Nel primo caso, l’aiuto sarà fornito all’associazione nel suo complesso, tanto da determinarne una conservazione o un rafforzamento; nel secondo caso, l’aiuto è prestato al singolo associato, poiché il favoreggiamento è un delitto caratterizzato nella sua tipicità dalla consapevolezza a volontà di aiutare taluno a eludere le investigazioni dell’autorità o a sottrarsi alle ricerche di questa, ovvero ad assicurarsi il prodotto o il profitto del reato, senza che il soggetto agente contribuisca con il suo comportamento all’esistenza dell’associazione criminosa nel suo complesso276.

Insomma il favoreggiatore non solo si disinteressa completamente della struttura criminosa, ma ancor prima con il suo apporto non va minimamente a influirvi in termini causali.
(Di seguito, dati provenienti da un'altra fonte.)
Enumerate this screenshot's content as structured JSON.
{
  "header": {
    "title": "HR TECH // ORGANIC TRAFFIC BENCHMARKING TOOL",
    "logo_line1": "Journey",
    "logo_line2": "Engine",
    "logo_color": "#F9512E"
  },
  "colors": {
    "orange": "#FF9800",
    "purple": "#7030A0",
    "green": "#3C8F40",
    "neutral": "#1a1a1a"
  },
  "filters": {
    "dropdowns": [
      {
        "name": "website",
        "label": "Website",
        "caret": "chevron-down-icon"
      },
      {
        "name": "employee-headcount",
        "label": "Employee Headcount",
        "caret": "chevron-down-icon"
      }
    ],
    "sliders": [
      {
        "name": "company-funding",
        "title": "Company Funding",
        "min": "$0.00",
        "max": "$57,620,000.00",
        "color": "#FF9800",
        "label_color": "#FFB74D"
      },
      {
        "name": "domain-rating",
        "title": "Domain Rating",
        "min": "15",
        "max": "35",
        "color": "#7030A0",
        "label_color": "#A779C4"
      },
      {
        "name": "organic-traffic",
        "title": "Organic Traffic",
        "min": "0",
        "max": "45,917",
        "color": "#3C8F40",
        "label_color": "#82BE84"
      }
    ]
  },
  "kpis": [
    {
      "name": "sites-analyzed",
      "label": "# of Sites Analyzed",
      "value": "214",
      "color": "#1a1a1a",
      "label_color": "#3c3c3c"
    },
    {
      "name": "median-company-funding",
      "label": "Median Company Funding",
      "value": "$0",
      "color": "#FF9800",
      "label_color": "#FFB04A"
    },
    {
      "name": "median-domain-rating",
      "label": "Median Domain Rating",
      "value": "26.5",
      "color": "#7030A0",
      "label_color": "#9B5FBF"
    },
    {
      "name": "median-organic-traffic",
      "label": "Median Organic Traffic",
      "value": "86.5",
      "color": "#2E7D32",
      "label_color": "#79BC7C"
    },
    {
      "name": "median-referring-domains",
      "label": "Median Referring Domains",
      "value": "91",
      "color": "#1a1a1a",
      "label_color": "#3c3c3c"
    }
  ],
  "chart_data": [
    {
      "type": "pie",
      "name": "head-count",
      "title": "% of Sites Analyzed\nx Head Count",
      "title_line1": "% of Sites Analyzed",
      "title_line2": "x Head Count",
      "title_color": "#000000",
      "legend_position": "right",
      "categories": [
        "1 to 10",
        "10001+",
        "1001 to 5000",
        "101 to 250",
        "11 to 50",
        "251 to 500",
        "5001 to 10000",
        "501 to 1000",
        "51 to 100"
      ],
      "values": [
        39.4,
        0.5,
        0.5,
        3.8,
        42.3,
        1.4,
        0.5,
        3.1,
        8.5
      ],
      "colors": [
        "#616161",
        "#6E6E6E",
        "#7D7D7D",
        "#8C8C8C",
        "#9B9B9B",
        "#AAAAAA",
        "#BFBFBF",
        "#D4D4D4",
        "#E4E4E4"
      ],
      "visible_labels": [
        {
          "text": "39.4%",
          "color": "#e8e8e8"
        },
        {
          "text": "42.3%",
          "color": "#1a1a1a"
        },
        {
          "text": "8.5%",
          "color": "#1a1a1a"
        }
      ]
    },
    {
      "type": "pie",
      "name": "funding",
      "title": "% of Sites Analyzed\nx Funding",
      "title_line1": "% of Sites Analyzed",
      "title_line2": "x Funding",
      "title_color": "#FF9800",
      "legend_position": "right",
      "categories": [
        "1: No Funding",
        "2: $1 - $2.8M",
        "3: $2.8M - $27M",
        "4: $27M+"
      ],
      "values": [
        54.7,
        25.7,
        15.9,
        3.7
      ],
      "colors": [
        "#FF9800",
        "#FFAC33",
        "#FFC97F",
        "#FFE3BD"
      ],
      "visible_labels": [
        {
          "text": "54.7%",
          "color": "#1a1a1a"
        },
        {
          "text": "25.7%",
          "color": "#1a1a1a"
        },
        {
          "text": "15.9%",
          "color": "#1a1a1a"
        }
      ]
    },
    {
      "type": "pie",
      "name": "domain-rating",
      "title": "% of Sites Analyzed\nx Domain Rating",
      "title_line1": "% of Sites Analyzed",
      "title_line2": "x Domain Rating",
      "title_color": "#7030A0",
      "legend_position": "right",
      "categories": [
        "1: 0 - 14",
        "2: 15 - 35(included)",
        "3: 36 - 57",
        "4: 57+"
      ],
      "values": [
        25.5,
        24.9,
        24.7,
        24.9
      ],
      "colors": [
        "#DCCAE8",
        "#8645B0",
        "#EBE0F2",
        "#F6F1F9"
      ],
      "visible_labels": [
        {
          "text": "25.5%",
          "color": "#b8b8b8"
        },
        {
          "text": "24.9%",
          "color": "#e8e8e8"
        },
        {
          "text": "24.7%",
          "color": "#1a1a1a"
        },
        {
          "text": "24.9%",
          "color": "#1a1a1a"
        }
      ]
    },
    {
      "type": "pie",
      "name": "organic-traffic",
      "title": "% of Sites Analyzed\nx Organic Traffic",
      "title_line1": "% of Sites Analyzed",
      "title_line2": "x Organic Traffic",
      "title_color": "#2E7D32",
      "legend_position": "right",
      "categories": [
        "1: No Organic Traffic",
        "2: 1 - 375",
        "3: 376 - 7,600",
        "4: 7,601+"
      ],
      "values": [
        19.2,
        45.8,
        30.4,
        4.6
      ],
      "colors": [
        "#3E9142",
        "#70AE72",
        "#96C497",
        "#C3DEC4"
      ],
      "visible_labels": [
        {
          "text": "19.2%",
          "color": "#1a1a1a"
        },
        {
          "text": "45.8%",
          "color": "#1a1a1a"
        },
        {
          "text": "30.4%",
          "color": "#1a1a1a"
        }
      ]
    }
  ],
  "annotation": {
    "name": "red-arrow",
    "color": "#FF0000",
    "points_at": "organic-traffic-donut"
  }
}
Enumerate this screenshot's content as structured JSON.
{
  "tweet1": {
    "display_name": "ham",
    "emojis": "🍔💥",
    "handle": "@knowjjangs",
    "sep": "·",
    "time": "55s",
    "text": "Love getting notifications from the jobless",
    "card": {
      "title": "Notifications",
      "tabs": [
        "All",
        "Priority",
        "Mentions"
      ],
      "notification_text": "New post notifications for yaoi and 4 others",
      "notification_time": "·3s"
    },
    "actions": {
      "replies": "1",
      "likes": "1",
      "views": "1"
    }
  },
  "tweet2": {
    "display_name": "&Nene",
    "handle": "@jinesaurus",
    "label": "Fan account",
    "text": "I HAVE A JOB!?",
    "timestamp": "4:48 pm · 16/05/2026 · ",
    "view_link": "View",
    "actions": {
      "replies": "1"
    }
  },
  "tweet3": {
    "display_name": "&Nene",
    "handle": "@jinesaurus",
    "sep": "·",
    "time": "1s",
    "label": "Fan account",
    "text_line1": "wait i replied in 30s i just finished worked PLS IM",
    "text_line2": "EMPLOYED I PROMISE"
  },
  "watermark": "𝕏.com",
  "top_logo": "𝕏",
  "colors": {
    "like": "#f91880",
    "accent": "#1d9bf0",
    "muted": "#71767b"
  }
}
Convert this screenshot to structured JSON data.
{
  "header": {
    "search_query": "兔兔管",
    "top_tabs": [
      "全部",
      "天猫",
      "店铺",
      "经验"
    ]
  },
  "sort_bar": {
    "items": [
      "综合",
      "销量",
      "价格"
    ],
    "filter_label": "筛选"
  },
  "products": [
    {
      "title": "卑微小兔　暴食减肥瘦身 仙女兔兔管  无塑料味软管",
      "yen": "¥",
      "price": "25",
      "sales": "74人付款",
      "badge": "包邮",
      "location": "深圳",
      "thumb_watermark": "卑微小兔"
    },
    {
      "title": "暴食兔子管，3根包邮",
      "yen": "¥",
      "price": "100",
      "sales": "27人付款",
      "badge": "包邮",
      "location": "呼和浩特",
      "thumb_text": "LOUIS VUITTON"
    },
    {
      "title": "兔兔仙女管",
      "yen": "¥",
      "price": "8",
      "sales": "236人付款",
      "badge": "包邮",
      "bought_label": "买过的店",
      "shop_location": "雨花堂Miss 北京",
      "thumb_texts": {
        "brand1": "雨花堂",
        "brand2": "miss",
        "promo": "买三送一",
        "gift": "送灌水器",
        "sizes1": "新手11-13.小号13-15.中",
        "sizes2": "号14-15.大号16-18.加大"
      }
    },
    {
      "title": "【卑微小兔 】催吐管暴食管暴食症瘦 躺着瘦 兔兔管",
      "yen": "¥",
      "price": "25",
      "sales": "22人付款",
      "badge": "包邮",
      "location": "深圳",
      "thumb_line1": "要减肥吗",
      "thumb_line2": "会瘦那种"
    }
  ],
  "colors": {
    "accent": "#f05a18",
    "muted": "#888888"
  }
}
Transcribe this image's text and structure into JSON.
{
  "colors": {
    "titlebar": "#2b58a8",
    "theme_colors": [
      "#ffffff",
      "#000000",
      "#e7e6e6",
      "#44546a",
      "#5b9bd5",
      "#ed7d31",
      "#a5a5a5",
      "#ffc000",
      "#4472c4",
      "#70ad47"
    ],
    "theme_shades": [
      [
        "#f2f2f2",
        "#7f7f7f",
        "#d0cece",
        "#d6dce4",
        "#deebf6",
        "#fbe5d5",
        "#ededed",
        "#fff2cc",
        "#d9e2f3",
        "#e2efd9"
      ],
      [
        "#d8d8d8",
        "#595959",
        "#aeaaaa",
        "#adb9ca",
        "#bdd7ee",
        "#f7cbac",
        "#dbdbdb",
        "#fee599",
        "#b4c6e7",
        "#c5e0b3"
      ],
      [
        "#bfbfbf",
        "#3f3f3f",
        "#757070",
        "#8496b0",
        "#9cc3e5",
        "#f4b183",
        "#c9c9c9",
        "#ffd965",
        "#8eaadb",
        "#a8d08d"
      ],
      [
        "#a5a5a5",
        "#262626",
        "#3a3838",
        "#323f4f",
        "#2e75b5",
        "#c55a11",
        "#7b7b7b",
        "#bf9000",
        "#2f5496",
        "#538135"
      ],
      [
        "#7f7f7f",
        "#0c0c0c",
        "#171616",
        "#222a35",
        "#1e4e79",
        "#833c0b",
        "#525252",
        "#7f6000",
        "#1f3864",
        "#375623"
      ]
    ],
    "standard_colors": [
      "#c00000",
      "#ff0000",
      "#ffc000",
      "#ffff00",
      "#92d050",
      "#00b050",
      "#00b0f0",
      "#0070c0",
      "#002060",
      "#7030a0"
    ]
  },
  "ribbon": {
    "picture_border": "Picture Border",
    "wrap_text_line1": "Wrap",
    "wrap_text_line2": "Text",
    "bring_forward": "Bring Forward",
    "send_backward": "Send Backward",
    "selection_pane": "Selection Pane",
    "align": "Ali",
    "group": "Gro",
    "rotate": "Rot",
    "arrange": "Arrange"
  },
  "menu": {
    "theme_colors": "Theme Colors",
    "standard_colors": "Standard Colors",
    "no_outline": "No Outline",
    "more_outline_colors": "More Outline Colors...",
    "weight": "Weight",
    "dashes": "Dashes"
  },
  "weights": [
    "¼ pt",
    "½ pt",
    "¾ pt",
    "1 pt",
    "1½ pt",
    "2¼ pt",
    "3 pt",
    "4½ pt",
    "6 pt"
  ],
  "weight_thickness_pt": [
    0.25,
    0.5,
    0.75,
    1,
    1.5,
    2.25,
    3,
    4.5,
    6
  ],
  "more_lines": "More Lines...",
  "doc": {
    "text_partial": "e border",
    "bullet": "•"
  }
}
Non può pertanto considerarsi mero favoreggiatore il soggetto che, estraneo all’associazione, faccia da “corriere” tra un latitante e altri membri del sodalizio criminoso, mediante la consegna di messaggi inerenti alle attività delittuose del gruppo, potendosi piuttosto ricondurre la sua condotta nella fattispecie di concorso nel reato associativo per l’efficacia causale che ne deriva in termini di conservazione o rafforzamento dell’associazione277.

Da quanto esposto si può ricavare in conclusione che qualora il contributo sia diretto nei confronti del singolo associato, esso realizzerà l’ipotesi del favoreggiamento. Quando invece sia causalmente diretto a determinare una conservazione o un rafforzamento dell’organizzazione criminosa darà vita a un concorso eventuale nel reato associativo, se non a una vera e propria partecipazione all’associazione criminosa nel caso in cui il soggetto sia stabilmente inserito nella struttura organizzativa con la consapevolezza e volontà di perseguirne il programma criminoso.

276 Cass. pen., Sez. I, 13 giugno 1987, n. 3492, in Cass. pen., 1988, 1812; Cass. pen., Sez. II,

17 settembre 2003, n. 40375, in Cass. pen., 2005, 1233; Cass. pen., Sez. V, 6 maggio 2008, n. 34597, in C.E.D. Cass., n. 241929.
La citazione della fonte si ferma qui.